Is it possible to predict the success of a recipe based on its ingredients?
Is it possible to predict the success of a recipe based on its ingredients independently? The answer is no. Heston Blumenthal, the father of food pairing, needs at least 2 combined ingredients to make a special meal, however, it was possible to get good insights from the analysis.
The backbone of the flavor network. Each node denotes an ingredient, the node color indicates food category, and node size reflects the ingredient prevalence in recipes. Source: Yong-Yeol Ahn, Sebastian Ahnert, James P. Bagrow, and A.-L. Barabási. “Flavor network and the principles of food pairing”(2011)
Project 2 was an opportunity for us to learn web scraping using BeautifulSoup and Selenium and Supervised Machine Learning techniques. My project was about predicting the success of a recipe based on the main ingredients and nutrition information. As a fan of the good food, I have always been curious on which elements make the dishes better. For this purpose, I chose to use a multivariable linear regression model on Epicurious.com recipes.
I used BeautifulSoup for this task. Epicurious.com has an organized html source code structure, so it was not a big challenge.

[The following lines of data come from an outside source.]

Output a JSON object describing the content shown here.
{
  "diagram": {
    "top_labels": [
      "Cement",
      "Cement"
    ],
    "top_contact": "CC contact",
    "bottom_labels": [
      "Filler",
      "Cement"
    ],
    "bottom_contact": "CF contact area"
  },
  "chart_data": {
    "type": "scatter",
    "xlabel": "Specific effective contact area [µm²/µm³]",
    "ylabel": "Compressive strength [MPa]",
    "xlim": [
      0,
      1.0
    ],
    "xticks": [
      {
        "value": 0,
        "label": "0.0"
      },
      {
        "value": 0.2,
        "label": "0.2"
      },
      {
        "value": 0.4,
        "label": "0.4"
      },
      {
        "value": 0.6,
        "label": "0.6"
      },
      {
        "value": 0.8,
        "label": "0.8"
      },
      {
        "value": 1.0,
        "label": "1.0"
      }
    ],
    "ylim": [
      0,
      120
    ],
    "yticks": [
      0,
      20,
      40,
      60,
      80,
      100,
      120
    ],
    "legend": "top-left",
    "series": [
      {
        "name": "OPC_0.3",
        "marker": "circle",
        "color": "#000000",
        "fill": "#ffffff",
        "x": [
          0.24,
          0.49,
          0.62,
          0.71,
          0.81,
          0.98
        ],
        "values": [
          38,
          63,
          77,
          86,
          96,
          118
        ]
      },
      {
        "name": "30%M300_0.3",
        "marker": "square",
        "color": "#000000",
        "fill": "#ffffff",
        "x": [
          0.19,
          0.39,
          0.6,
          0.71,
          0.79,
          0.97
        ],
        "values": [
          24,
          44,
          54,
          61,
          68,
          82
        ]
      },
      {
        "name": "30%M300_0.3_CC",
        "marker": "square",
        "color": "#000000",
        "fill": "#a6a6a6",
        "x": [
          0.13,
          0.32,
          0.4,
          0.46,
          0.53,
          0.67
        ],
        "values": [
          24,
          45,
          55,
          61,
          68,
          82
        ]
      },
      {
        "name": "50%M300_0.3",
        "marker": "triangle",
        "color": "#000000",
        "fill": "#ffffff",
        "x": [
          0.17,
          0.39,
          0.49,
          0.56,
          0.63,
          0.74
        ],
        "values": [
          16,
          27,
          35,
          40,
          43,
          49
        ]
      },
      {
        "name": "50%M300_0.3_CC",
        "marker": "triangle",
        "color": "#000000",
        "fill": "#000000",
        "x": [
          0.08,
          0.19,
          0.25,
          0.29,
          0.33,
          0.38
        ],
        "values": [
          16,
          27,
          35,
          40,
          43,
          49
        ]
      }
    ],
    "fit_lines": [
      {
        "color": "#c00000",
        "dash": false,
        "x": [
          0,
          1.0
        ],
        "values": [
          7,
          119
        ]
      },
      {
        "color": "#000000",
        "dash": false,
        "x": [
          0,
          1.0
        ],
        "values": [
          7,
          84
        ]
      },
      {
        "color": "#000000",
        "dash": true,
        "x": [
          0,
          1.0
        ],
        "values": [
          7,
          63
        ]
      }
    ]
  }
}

I automatized the search for recipes (filtered by lunch and dinner meals) and scrapping. Since it involved parsing hundreds of results pages and thousands of recipes, I made the scrapping stage in 8 batches, so I could avoid the risk of loosing information.
For the target variable, I chose to measure the Success score by the rating combined with the percentage of people that said that would make that recipe again.
It seems more realistic than using purely ratings and has a better distribution.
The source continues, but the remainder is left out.